Counting on a sequence

1 Counting on a sequence

In this section, we compute proportions of words on a sequence, from file in specific format lambda.seq, generate randomly a new sequence given these proportions, and compute the likelihood of models on both sequences.

From a sequence, we count the 3-length words.

import sequence
s=sequence.Sequence(fic="lambda.seq")
import compte
c=compte.Compte()
c.add_seq(s,3)
print c
print c.pref(2)
float(c['ag'])/c['a']

Afterwards, we compute the proportions of letters, given the letter before.

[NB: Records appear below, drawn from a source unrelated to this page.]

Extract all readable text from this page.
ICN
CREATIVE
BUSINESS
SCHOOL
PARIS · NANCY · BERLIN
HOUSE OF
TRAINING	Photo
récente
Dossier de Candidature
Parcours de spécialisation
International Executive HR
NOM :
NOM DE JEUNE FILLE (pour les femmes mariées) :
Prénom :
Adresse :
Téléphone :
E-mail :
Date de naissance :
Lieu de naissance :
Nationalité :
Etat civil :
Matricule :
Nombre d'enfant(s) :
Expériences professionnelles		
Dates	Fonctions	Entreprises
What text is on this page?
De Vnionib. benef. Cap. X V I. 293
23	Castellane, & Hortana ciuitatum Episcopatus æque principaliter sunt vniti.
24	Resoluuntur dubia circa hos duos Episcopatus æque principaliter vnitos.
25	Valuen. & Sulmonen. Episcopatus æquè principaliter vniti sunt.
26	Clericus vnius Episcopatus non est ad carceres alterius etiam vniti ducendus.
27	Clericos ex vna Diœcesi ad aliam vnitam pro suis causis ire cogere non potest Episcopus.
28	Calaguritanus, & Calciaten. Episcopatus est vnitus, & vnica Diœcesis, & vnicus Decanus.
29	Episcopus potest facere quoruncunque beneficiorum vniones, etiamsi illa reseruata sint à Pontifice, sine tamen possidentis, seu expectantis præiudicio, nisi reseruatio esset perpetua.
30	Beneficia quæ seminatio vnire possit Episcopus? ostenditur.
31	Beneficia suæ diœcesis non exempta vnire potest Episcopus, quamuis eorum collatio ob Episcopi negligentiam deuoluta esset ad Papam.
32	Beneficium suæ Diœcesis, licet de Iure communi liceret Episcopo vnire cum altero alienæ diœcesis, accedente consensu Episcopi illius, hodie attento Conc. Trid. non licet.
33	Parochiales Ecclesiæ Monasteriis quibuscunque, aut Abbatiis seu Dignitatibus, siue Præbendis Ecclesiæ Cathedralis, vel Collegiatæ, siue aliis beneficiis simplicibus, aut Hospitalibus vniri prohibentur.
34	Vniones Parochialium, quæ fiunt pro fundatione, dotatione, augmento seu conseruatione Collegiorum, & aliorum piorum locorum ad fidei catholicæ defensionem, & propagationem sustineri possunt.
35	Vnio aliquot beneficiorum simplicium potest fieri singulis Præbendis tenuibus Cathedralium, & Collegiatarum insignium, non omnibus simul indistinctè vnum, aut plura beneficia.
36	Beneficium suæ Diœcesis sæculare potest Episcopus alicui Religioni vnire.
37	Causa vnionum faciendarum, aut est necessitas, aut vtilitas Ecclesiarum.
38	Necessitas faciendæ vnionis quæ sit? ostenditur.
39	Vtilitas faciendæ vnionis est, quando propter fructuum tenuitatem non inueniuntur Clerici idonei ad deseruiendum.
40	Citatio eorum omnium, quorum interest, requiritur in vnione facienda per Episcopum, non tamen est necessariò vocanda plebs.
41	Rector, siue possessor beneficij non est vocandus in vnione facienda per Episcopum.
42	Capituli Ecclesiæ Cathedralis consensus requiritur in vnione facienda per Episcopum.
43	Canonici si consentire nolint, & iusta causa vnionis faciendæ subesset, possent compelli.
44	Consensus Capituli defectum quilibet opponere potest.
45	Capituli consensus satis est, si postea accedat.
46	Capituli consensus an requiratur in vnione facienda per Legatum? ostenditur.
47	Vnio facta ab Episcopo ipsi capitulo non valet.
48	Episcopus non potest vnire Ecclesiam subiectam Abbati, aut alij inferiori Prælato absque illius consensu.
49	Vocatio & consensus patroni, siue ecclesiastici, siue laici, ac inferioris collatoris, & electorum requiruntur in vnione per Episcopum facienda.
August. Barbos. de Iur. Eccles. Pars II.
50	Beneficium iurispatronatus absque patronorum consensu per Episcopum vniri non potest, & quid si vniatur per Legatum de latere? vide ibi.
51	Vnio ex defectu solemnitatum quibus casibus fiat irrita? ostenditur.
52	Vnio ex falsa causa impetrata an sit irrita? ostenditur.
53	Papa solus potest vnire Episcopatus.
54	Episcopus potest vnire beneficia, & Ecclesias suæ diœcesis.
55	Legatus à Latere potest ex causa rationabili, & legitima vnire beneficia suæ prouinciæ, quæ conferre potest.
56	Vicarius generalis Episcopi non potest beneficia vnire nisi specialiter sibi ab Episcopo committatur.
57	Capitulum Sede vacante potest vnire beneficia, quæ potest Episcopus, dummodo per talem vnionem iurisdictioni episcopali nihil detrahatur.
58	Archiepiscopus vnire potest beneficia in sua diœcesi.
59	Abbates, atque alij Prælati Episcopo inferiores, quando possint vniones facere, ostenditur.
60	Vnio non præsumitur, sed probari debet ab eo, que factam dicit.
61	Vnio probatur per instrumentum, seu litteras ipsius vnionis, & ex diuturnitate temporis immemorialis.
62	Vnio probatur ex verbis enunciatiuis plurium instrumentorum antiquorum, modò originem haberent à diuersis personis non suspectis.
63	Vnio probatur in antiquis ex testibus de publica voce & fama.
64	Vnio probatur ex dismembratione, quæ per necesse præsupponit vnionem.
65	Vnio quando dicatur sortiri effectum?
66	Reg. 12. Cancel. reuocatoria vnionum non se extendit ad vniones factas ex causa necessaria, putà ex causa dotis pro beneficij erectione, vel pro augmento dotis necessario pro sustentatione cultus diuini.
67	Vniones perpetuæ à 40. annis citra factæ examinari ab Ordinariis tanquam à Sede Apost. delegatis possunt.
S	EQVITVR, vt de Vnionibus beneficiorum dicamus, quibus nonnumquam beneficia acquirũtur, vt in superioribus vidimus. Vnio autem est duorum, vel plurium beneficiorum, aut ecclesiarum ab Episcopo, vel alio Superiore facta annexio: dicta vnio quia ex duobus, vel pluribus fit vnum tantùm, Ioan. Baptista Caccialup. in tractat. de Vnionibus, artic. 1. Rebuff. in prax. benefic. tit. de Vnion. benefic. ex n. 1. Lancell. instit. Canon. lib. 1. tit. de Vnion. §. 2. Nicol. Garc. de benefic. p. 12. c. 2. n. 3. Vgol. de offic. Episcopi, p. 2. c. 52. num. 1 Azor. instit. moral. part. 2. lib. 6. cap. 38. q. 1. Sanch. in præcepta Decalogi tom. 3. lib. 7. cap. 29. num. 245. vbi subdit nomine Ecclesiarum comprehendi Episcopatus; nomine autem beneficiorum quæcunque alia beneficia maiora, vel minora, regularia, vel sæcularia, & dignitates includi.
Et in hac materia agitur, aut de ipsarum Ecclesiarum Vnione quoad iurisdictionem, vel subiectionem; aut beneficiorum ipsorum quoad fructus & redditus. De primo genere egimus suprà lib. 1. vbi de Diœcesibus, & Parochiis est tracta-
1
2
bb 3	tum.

We call them 1|1-proportions.
```
p=compte.Proportion()
p.read_Compte(c,lprior=1,lpost=1)
print p
```
Compare the value for "word" A|G with the rate computed before.
The end symbol ^ is not relevant for sequence generation, so we remove it.
```
p.read_Compte(c.rstrip(),lprior=1,lpost=1)
print p
```
We generate a 10000 letters sequence, given these 1|1-proportions.
```
s2=sequence.Sequence()
s2.read_prop(p,long=10000)
print s2[:10]
```

Let's check the 1|1-proportions in s2

c2=compte.Compte()
c2.add_seq(s2,2)
p2=compte.Proportion()
p2.read_Compte(c2.rstrip(),lprior=1,lpost=1)
print p2

We translate proportion p into a Lexique.
```
import lexique
lx=lexique.Lexique()
lx.read_prop(p)
print lx
```
This rather intricate syntax of Lexique is explained in the descriptors part, and the use of it is detailed in this tutorial part.
We compute the mean log-likelihood of the markovian model constructed by p, on both sequences.
```
lx.prediction(s)/len(s)
lx.prediction(s2)/len(s2)
```
Both are very close.

Be careful about the beginning of the sequence. In the next example, a -100000 penalty is due to the lacking proportion for the beginning of the sequence, and the right command to avoid this problem.

q=compte.Proportion()
q.read_Compte(c.strip(),lprior=1,lpost=1)
print q        # character ^ has been removed
lx.read_prop(q)
lx.prediction(s)
lx.prediction(s,deb=1)   
lx.prediction(s,deb=1)/(len(s)-1)

And with longer priors:

p3=compte.Proportion()
p3.read_Compte(c.rstrip(),lprior=2,lpost=1)
print p3
lx2=lexique.Lexique()
lx2.read_prop(p3)
lx2.prediction(s)/len(s)
lx2.prediction(s2)/len(s2)
lx2.prediction(s,deb=2)/(len(s)-2)
lx2.prediction(s2,deb=2)/(len(s2)-2)

Both log-likelihoods are less close than before.